A year after starting the commission, in a letter to the Mistress, Barron encloses an account of money spent on furnishing the Fellows rooms to date and have kept to the estimate for the two sets of curtains as we said we would, actually they should have been more, as, in the first estimate, we only provided for short curtains at the small windows.14
Barron continues with mention of Miss Edsall, the loose cover maker’s visits. The first two visits, including wages for her stay of a fortnight at Girton, to cut the sofa and chair covers, are included in their price We have charged for her last two visits, to put on the covers and hang the curtains, and hope you will consider this reasonable.14
There was £40 left over from the £600 allocated for the work. Barron felt that the Combination Room needed a large glass vase and a table to stand it on. The various committee’s requested two coal scuttles and eight cushions. Three of the fellows agreed to give a flower vase each, Barron buying them from the Little Gallery owned by Muriel Rose. Fred Gardiner the furniture maker was busy with a large commission, so Eric Sharpe made the oval table in English walnut, similar in style to Gardiner’s African walnut table which the Committees had decided to keep because people had got to like it.15 Sharpe was subsequently asked to make another oak table for ten people for the Dining Room, which he delivered the following March.

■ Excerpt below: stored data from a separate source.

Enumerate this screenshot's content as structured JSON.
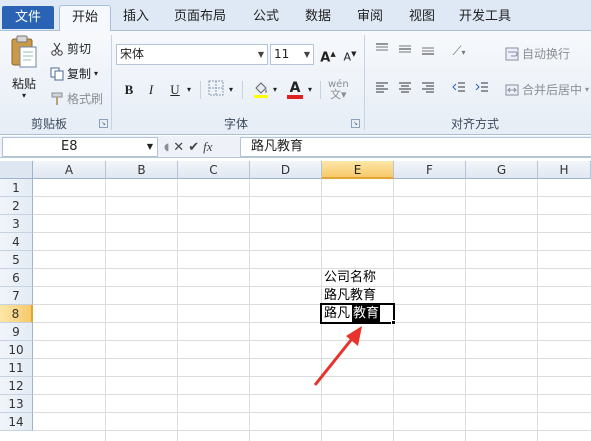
{
  "tabs": {
    "file": "文件",
    "home": "开始",
    "insert": "插入",
    "page_layout": "页面布局",
    "formulas": "公式",
    "data": "数据",
    "review": "审阅",
    "view": "视图",
    "developer": "开发工具"
  },
  "clipboard": {
    "paste": "粘贴",
    "cut": "剪切",
    "copy": "复制",
    "format_painter": "格式刷",
    "group_label": "剪贴板"
  },
  "font": {
    "name": "宋体",
    "size": "11",
    "group_label": "字体",
    "bold": "B",
    "italic": "I",
    "underline": "U",
    "grow": "A",
    "shrink": "A",
    "font_color_accent": "#e02020",
    "phonetic": "wén"
  },
  "alignment": {
    "wrap_text": "自动换行",
    "merge_center": "合并后居中",
    "group_label": "对齐方式"
  },
  "formula_bar": {
    "name_box": "E8",
    "fx": "fx",
    "content": "路凡教育"
  },
  "sheet": {
    "columns": [
      "A",
      "B",
      "C",
      "D",
      "E",
      "F",
      "G",
      "H"
    ],
    "rows": [
      "1",
      "2",
      "3",
      "4",
      "5",
      "6",
      "7",
      "8",
      "9",
      "10",
      "11",
      "12",
      "13",
      "14"
    ],
    "selected_column": "E",
    "selected_row": "8",
    "cells": {
      "E6": "公司名称",
      "E7": "路凡教育",
      "E8_plain": "路凡",
      "E8_selected": "教育"
    }
  },
  "annotation": {
    "arrow_color": "#e8332c"
  }
}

By the time of the Girton commisssion Barron and Larcher were living in Painswick, Gloucestershire, an area where there was a community of artists and craftspeople. Until 1929 they had lived in Hampstead, but needed larger premises and wanting to move to the country bought Hambutts, a Georgian house. The outbuildings were converted to workshops and a large indigo dye vat was installed, Barron commenting that indigo had been the greatest thrill of her printing life. Barron and Larcher always talked about their printed stuffs.
By the time they moved to Gloucestershire their business was flourishing and although they both continued to design, there now had to be more of a division of work. Barron supervised the dyeing processes and managed business matters, whilst Larcher trained the locally recruited women in printing and sewing.16
From the outbreak of war materials were difficult to obtain and demand ebbed way, causing the business to close in 1940. Their work toured with Britiish Council organised exhibitions in 1942-5, promoting the best of British craftsmanship. Larcher concentrated on painting flower studies until her death in 1952. Barron helped Susan Bosence, a young block printer, to launch her career. After Larcher’s death Robin Tanner invited Barron to teach on the art teachers course which he had established at Dartington Hall, the progressive school established by Dorothy and Leonard Elmhirst. Phyllis Barron died in 1964.